The forecast is that total dairy demand in the EU will grow in 2020 and the US consumption is likely to decrease by 0,35% only. Mexico imports are currently strong and is partly making up for the weak imports during the start of 2020.
Pandemic Aid to Boost Output as Demand Flounders
The corona virus pandemic will eventually end, and economies will recover. While that timeline has yet to play out, piles of debt could soon prevent governments from continuing pandemic aid at current levels, particularly in the United States and Europe.
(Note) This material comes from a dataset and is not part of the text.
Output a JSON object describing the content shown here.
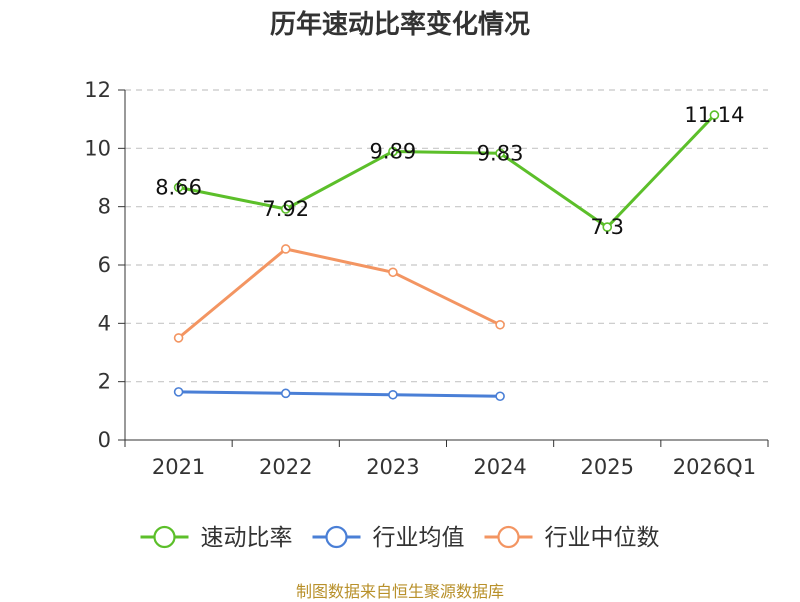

Still, the sheer volume of pandemic aid already provided to dairy,especially in the United States, will likely encourage more milk production at a time when dairy demand remains tenuous.
At the same time, governments around the world continue to implement rolling lock downs as students, workers, and others test positive for COVID19. The large volume of dairy products that typically moves through restaurants and schools—while returning in some locations—is still far below pre pandemic demand levels. Until there is a vaccine against COVID19, these rolling lock downs will likely continue to occur, further disrupting dairy demand.
As growing milk supplies collide with weak demand and dwindling subsidies, producers could eventually see much lower milk prices. The expectation of a growing surplus already has some in the United States and Europe pushing for milk supply reduction and/or control programs to prevent milk prices from dipping so low that farm bankruptcies rise to unacceptable levels.
While governments need to ensure their food suppliers and processors remain viable for the long term, subsidies often violate trade regulations and keep prices artificially high, harming a region’s competitiveness in world markets. Thus, when well meaning governments step in to change the direction of markets in an effort to protect their producers from low prices or shield citizens from soaring retail prices, they run the risk of delaying the market signals producers need to keep global milk supplies balanced.